Our standard warning tags, which include “choose not to warn”, “choose not to warn for some content”, and “none of these warnings apply”, were designed to help the reader decide about whether or not to seek out additional information about a story through the tag system, rather than as a comprehensive list of all serious warnings. We want to keep the number of core warnings low because those warnings are enforceable: if a story contains major character death, and is labeled “none of these warnings apply,” a reader can report that story to Abuse, who can contact the author and, if necessary, change the story’s label to “Choose not to warn for some content.” The same applies for graphic violence, underage, and rape/noncon. The bigger the list of core warnings, the more difficult they are to enforce (not even taking into account the even greater difficulty of defining categories such as “dubcon”), especially given that our policy is to defer to authors’ judgment in close cases.

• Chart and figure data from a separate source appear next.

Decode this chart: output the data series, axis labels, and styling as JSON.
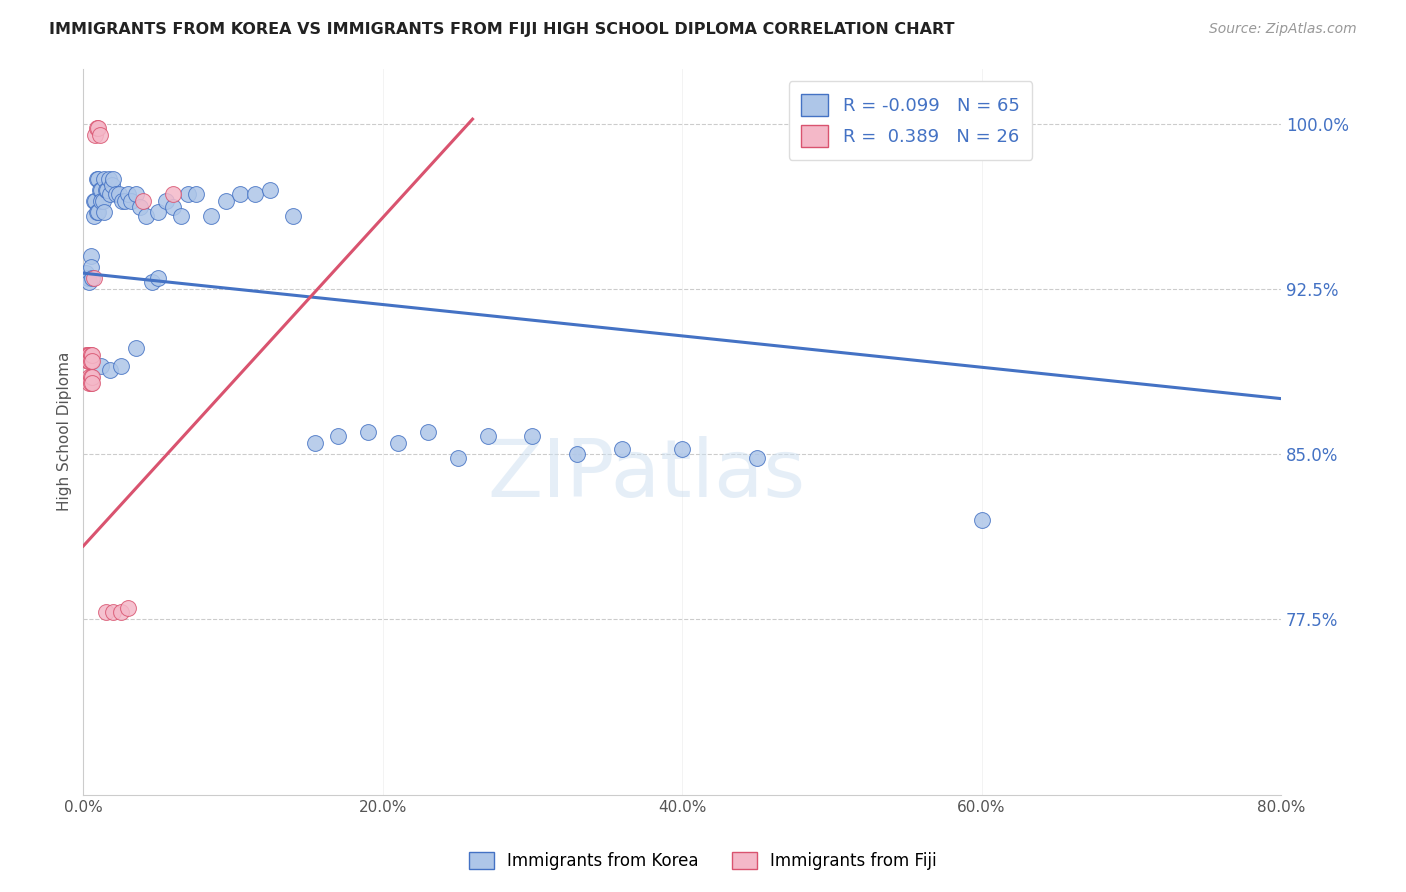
{
  "title": "IMMIGRANTS FROM KOREA VS IMMIGRANTS FROM FIJI HIGH SCHOOL DIPLOMA CORRELATION CHART",
  "source": "Source: ZipAtlas.com",
  "ylabel": "High School Diploma",
  "ytick_labels": [
    "100.0%",
    "92.5%",
    "85.0%",
    "77.5%"
  ],
  "ytick_values": [
    1.0,
    0.925,
    0.85,
    0.775
  ],
  "xtick_labels": [
    "0.0%",
    "20.0%",
    "40.0%",
    "60.0%",
    "80.0%"
  ],
  "xtick_values": [
    0.0,
    0.2,
    0.4,
    0.6,
    0.8
  ],
  "xmin": 0.0,
  "xmax": 0.8,
  "ymin": 0.695,
  "ymax": 1.025,
  "korea_R": -0.099,
  "korea_N": 65,
  "fiji_R": 0.389,
  "fiji_N": 26,
  "korea_color": "#aec6e8",
  "fiji_color": "#f4b8c8",
  "korea_line_color": "#4472c4",
  "fiji_line_color": "#d9536f",
  "legend_label_korea": "Immigrants from Korea",
  "legend_label_fiji": "Immigrants from Fiji",
  "watermark": "ZIPatlas",
  "korea_trend_x0": 0.0,
  "korea_trend_y0": 0.932,
  "korea_trend_x1": 0.8,
  "korea_trend_y1": 0.875,
  "fiji_trend_x0": 0.0,
  "fiji_trend_y0": 0.808,
  "fiji_trend_x1": 0.26,
  "fiji_trend_y1": 1.002,
  "korea_x": [
    0.002,
    0.003,
    0.004,
    0.005,
    0.005,
    0.006,
    0.007,
    0.007,
    0.008,
    0.009,
    0.009,
    0.01,
    0.01,
    0.011,
    0.012,
    0.012,
    0.013,
    0.014,
    0.014,
    0.015,
    0.016,
    0.017,
    0.018,
    0.019,
    0.02,
    0.022,
    0.024,
    0.026,
    0.028,
    0.03,
    0.032,
    0.035,
    0.038,
    0.042,
    0.046,
    0.05,
    0.055,
    0.06,
    0.065,
    0.07,
    0.075,
    0.085,
    0.095,
    0.105,
    0.115,
    0.125,
    0.14,
    0.155,
    0.17,
    0.19,
    0.21,
    0.23,
    0.25,
    0.27,
    0.3,
    0.33,
    0.36,
    0.4,
    0.45,
    0.6,
    0.012,
    0.018,
    0.025,
    0.035,
    0.05
  ],
  "korea_y": [
    0.932,
    0.93,
    0.928,
    0.94,
    0.935,
    0.93,
    0.965,
    0.958,
    0.965,
    0.96,
    0.975,
    0.96,
    0.975,
    0.97,
    0.97,
    0.965,
    0.965,
    0.975,
    0.96,
    0.97,
    0.97,
    0.975,
    0.968,
    0.972,
    0.975,
    0.968,
    0.968,
    0.965,
    0.965,
    0.968,
    0.965,
    0.968,
    0.962,
    0.958,
    0.928,
    0.96,
    0.965,
    0.962,
    0.958,
    0.968,
    0.968,
    0.958,
    0.965,
    0.968,
    0.968,
    0.97,
    0.958,
    0.855,
    0.858,
    0.86,
    0.855,
    0.86,
    0.848,
    0.858,
    0.858,
    0.85,
    0.852,
    0.852,
    0.848,
    0.82,
    0.89,
    0.888,
    0.89,
    0.898,
    0.93
  ],
  "fiji_x": [
    0.002,
    0.003,
    0.003,
    0.004,
    0.004,
    0.004,
    0.004,
    0.005,
    0.005,
    0.005,
    0.005,
    0.006,
    0.006,
    0.006,
    0.006,
    0.007,
    0.008,
    0.009,
    0.01,
    0.011,
    0.015,
    0.02,
    0.025,
    0.03,
    0.04,
    0.06
  ],
  "fiji_y": [
    0.895,
    0.895,
    0.892,
    0.895,
    0.892,
    0.885,
    0.882,
    0.895,
    0.892,
    0.885,
    0.882,
    0.895,
    0.892,
    0.885,
    0.882,
    0.93,
    0.995,
    0.998,
    0.998,
    0.995,
    0.778,
    0.778,
    0.778,
    0.78,
    0.965,
    0.968
  ]
}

But if you’re someone who prefers not to have too much information about a story before you read, fear not! You may already have noticed that logged-in users have an option to hide all warnings by default (you set this on your preferences page, and when it’s enabled you can still reveal warnings on a case-by-case basis). We’re planning to add the same option for tags, so that if you prefer surprise!alien spiders–or even surprise!incest–you can have it – watch out for this new feature in a future site update.
As the latest discussion on warnings reminded everyone, it’s hard to find a solution that works for everyone – but we think the model we have developed is a good balance.
We hope this post answers a few of your questions! Please leave other questions and comments here. We won’t always answer comments on this post directly – we’ll put your feedback into our pool of things to answer in future posts.